Matter, the low-fat seaweed fodder raw material rich in vitamin and mineral, make full use of these advantages, can it be opened further
Send out and utilize.But, agar polysaccharide too high in Thallus Gracilariae and crude fibre can reduce its digesting and assimilating in animal intestines and stomach, reduce
Its nutritive value.
Summary of the invention
It is an object of the invention to provide a kind of fermentation process improving Thallus Gracilariae quality, utilize the characteristic of Flavobacterium, low
Temperature fermentation, quickly reduces glue polysaccharide and crude fiber content in Thallus Gracilariae, improves the widow that in Thallus Gracilariae, animal can digest and absorb
Sugar content and protein content, decompose feedstock portions harmful substance, reduces its toxicity, improves the Thallus Gracilariae battalion as feedstuff
Support and be worth and value.
In order to realize above-mentioned purpose, adopt the following technical scheme that.A kind of fermentation process improving Thallus Gracilariae quality, institute
The method of stating comprises the following steps:
The preparation of 1 Thallus Gracilariae raw material
1. Thallus Gracilariae gathers: after Thallus Gracilariae gathers, and cleans, goes the removal of impurity, dry;
2. prepared by Thallus Gracilariae powder: the Thallus Gracilariae dried being put into drying baker and dries, moisture controls, 10~15%, then to use
Pulverizer is crushed to 40~100 mesh, standby.

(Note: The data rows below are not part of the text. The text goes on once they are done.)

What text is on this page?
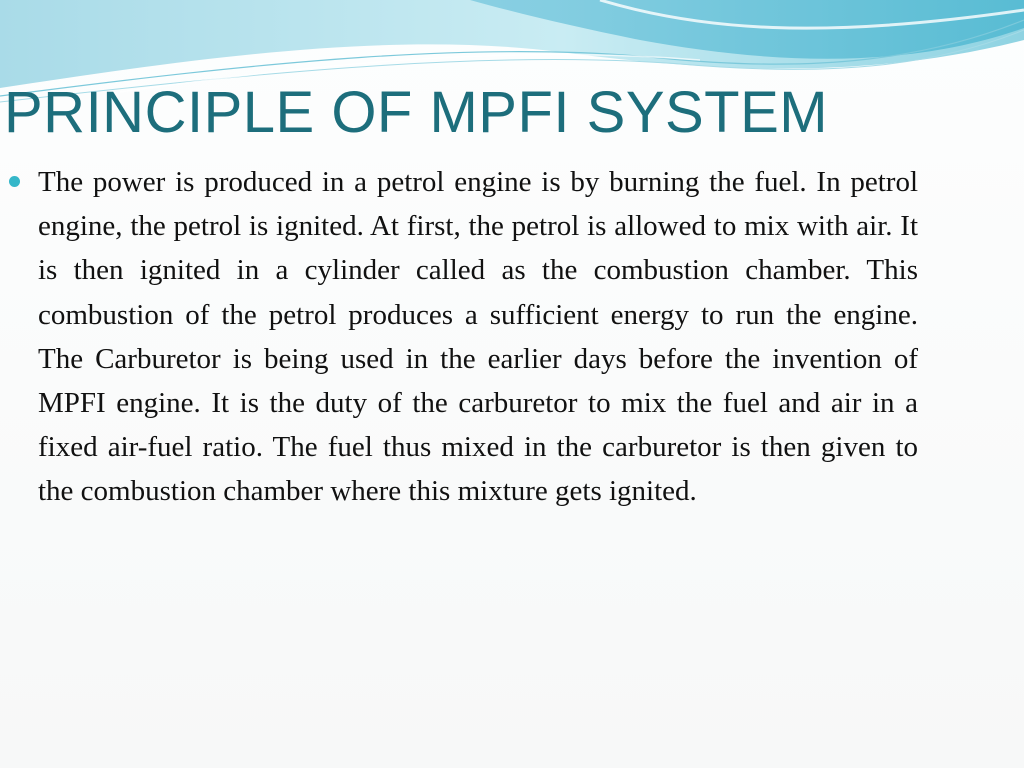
PRINCIPLE OF MPFI SYSTEM

The power is produced in a petrol engine is by burning the fuel. In petrol engine, the petrol is ignited. At first, the petrol is allowed to mix with air. It is then ignited in a cylinder called as the combustion chamber. This combustion of the petrol produces a sufficient energy to run the engine. The Carburetor is being used in the earlier days before the invention of MPFI engine. It is the duty of the carburetor to mix the fuel and air in a fixed air-fuel ratio. The fuel thus mixed in the carburetor is then given to the combustion chamber where this mixture gets ignited.
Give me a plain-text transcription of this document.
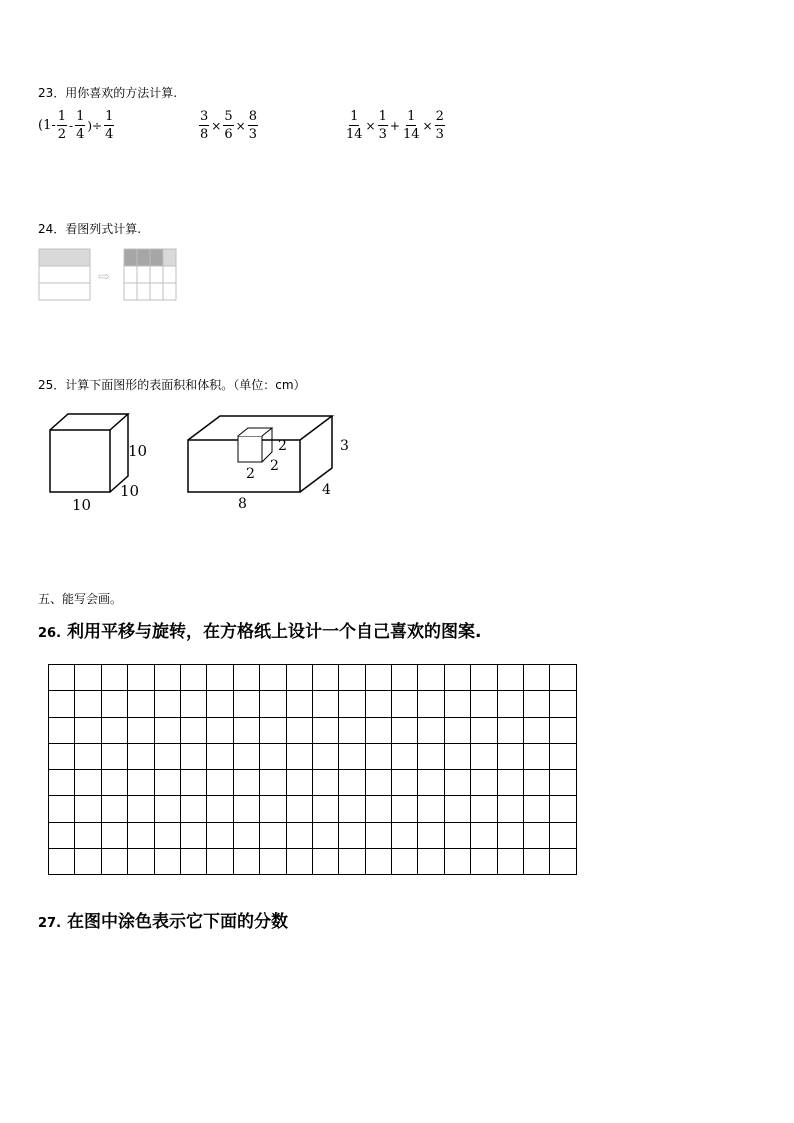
23．用你喜欢的方法计算.
($1- \frac{1}{2} - \frac{1}{4}$ )÷ $\frac{1}{4}$	$\frac{3}{8} \times \frac{5}{6} \times \frac{8}{3}$	$\frac{1}{14} \times \frac{1}{3} + \frac{1}{14} \times \frac{2}{3}$
24．看图列式计算.
⇨
25．计算下面图形的表面积和体积。（单位：cm）
10
10
10
2
2
2
3
4
8
五、能写会画。
26. 利用平移与旋转，在方格纸上设计一个自己喜欢的图案.

27. 在图中涂色表示它下面的分数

The selection of 2 fermented bacteriums
The preferred strain of the present invention is ocean agarase Producing Strain Flavobacterium (Flavobacterium sp.), and this strain is by Shan
Biology department of college of science of head university is screened, and is deposited in China Committee for Culture Collection of Microorganisms on January 16th, 2008 general
Logical microorganism center, bacterial strain deposit number is: CGMCC NO.2342.Patent CN101608166A discloses the separation of this strain
Screening and authentication method.
2.1 strain activation and culture bases
Seed culture medium (2216E culture medium) forms: peptone 5g, yeast powder 1g, iron phosphate 0.01g, Chen Haishui 1000ml, adjusts
Joint pH is 7.2~7.6,121 DEG C of sterilizing 20min;
Shake flask medium: 2216E culture medium adds the agar powder of 0.2%;
Solid medium: 2216E culture medium adds the agar powder of 1.5%;
Fermentation medium: Thallus Gracilariae content 3%, NaCl content 2%, distilled water preparation, pH7.6,121 DEG C of sterilizing 20min are standby.
2.2 cultural method
S1 shake flask fermentation is cultivated: access in 2216E culture medium by-80 DEG C of antibacterials preserved by the inoculum concentration of 2%, 25 DEG C, constant temperature
In shaking table incubator, 150r/min cultivates 58 hours, under 600nm wavelength, by spectrophotometric determination OD value, within every 6 hours, measures
Once and record, measurement result is shown in Table 1, and bacterium solution is the highest at 40 hour concentrations as can be seen from Table 1;
S2 actication of culture: the antibacterial line preserved-80 DEG C is connected to the activation of solid medium flat board, transfers in 100ml the most again
Shake flask medium continues activation culture 40h in 25 DEG C, obtains bacterium solution;
S3 glycerol conservation: the glycerite of cultured bacterium solution and 50% is divided in seed bottle in the ratio mixing of 1:1, protects
Be stored in-80 DEG C standby.
The concentration change of the different incubation time bacterium solution of table 1
3 single factor experiment optimization of fermentation conditions
Thallus Gracilariae addition, strain inoculum concentration, NaCl addition, Thallus Gracilariae are pulverized 5 factors such as granular size, fermentation time
Carry out single factor experiment optimization successively, according to thick protein, oligosaccharide content and crude fibre in Thallus Gracilariae fermentation liquid after fermentation
Content, filters out optimal fermentation condition.Each time after fermentation ends, take the drying of 65 DEG C of Partial fermentation sample, pulverized 40 mesh
Sieve, is used for measuring thick protein, oligosaccharide and crude fibre content.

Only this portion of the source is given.